Pada beberapa bagian dalam buku ini Iba juga terjebak untuk “berbicara sendiri”. Dia misalnya terlalu asyik berbicara tentang filsafat, ajaran Buddha, Kristen, dan pernak-pernik di sekitar budaya Jawa. Keasyikan ini juga terbawa ketika Iba bicara tentang perlakuan buruk militer pada Sutanti, ibunya, dan para tahanan wanita yang menghuni penjara di Bukit Duri misalnya.

Iba kadang terlalu memaksa menggunakan analogi perang Bharatayuda dan nasib pahit para Pandawa yang dilindas Kurawa untuk menggambarkan keadaan kaum kiri, anggota PKI dan mereka yang di PKI-kan oleh militer dan Orde Baru.

Alangkah lebih arif kiranya, jika Iba menghindari nuansa “berbicara sendiri” ini dengan memaparkan keasyikannya ini pada bagian tersendiri, sehingga pembaca bisa lebih mudah mencerna apa yang ingin disampaikannya.

Dari Pinggir Lapangan

Jika pembaca berharap banyak mendapatkan paparan di sekitar sosok dan pemikiran ayah Ibarruri, DN Aidit, dalam buku ini, maka siap-siaplah untuk relatif kecewa. Mungkin karena lama terpisah dari sang ayah –Iba di Moskow dan sang ayah di Jakarta—dan usianya relatif muda (16 tahun) ketika Peristiwa 30 September 1965 meledak, Iba tak bisa bicara banyak tentang pemikiran dan langkah-langkah politik sang ayah.

Dalam buku ini Iba hanya sedikit berbicara soal garis dan langkah politik sang ayah. Iba misalnya hanya bercerita sedikit kala mendengar sang ayah berpidato pada 17 Agustus 1965 di kantor pusat CC PKI di Kramat Raya 81. Iba bak penonton di pinggir lapangan yang tak bisa berbuat banyak –karena halangan usia dan jarak yang jauh antara sang ayah dan dirinya—kecuali menyaksikan pertandingan politik yang sedang berlangsung di tengah lapangan.

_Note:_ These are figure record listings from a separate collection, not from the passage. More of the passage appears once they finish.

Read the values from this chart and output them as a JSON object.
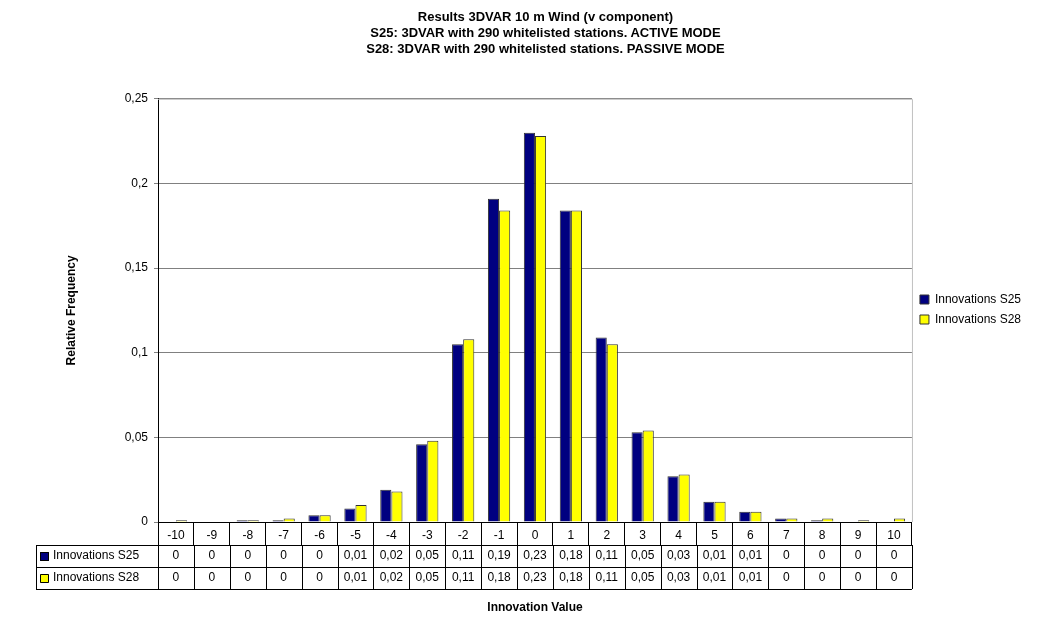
{
  "chart_data": {
    "type": "bar",
    "title": "Results 3DVAR 10 m Wind (v component)",
    "subtitle": "S25: 3DVAR with 290 whitelisted stations. ACTIVE MODE\nS28: 3DVAR with 290 whitelisted stations. PASSIVE MODE",
    "xlabel": "Innovation Value",
    "ylabel": "Relative Frequency",
    "categories": [
      "-10",
      "-9",
      "-8",
      "-7",
      "-6",
      "-5",
      "-4",
      "-3",
      "-2",
      "-1",
      "0",
      "1",
      "2",
      "3",
      "4",
      "5",
      "6",
      "7",
      "8",
      "9",
      "10"
    ],
    "series": [
      {
        "name": "Innovations S25",
        "color": "#000080",
        "values": [
          0,
          0,
          0.001,
          0.001,
          0.004,
          0.008,
          0.019,
          0.046,
          0.105,
          0.191,
          0.23,
          0.184,
          0.109,
          0.053,
          0.027,
          0.012,
          0.006,
          0.002,
          0.001,
          0,
          0
        ],
        "value_labels": [
          "0",
          "0",
          "0",
          "0",
          "0",
          "0,01",
          "0,02",
          "0,05",
          "0,11",
          "0,19",
          "0,23",
          "0,18",
          "0,11",
          "0,05",
          "0,03",
          "0,01",
          "0,01",
          "0",
          "0",
          "0",
          "0"
        ]
      },
      {
        "name": "Innovations S28",
        "color": "#ffff00",
        "values": [
          0.001,
          0,
          0.001,
          0.002,
          0.004,
          0.01,
          0.018,
          0.048,
          0.108,
          0.184,
          0.228,
          0.184,
          0.105,
          0.054,
          0.028,
          0.012,
          0.006,
          0.002,
          0.002,
          0.001,
          0.002
        ],
        "value_labels": [
          "0",
          "0",
          "0",
          "0",
          "0",
          "0,01",
          "0,02",
          "0,05",
          "0,11",
          "0,18",
          "0,23",
          "0,18",
          "0,11",
          "0,05",
          "0,03",
          "0,01",
          "0,01",
          "0",
          "0",
          "0",
          "0"
        ]
      }
    ],
    "ylim": [
      0,
      0.25
    ],
    "yticks": [
      {
        "value": 0,
        "label": "0"
      },
      {
        "value": 0.05,
        "label": "0,05"
      },
      {
        "value": 0.1,
        "label": "0,1"
      },
      {
        "value": 0.15,
        "label": "0,15"
      },
      {
        "value": 0.2,
        "label": "0,2"
      },
      {
        "value": 0.25,
        "label": "0,25"
      }
    ],
    "grid": "y",
    "legend": "right"
  }
}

Tetapi sebagai sebuah kesaksian –walau kecil adanya—buku ini layak dibaca. Karena dari penuturan Iba kita bisa belajar banyak tentang pergulatan hidup seorang anak Ketua CC PKI yang terbuang dan dipaksa keadaan melanglang buana ke berbagai belahan dunia, dari Moskow, Tiongkok, Burma –kini Myanmar--, hingga Perancis. Pelajaran yang seharusnya tidak diberangus begitu saja seperti dilakukan Kejaksaan Agung dan jajarannya di daerah terhadap buku pelajaran sejarah di sekolah-sekolah kita. Bukankah hanya dari sejarah yang memaparkan semua peristiwa secara terbuka, objektif, dan berimbang, kita bisa belajar menjadikan hidup bersama ini menjadi jauh lebih baik?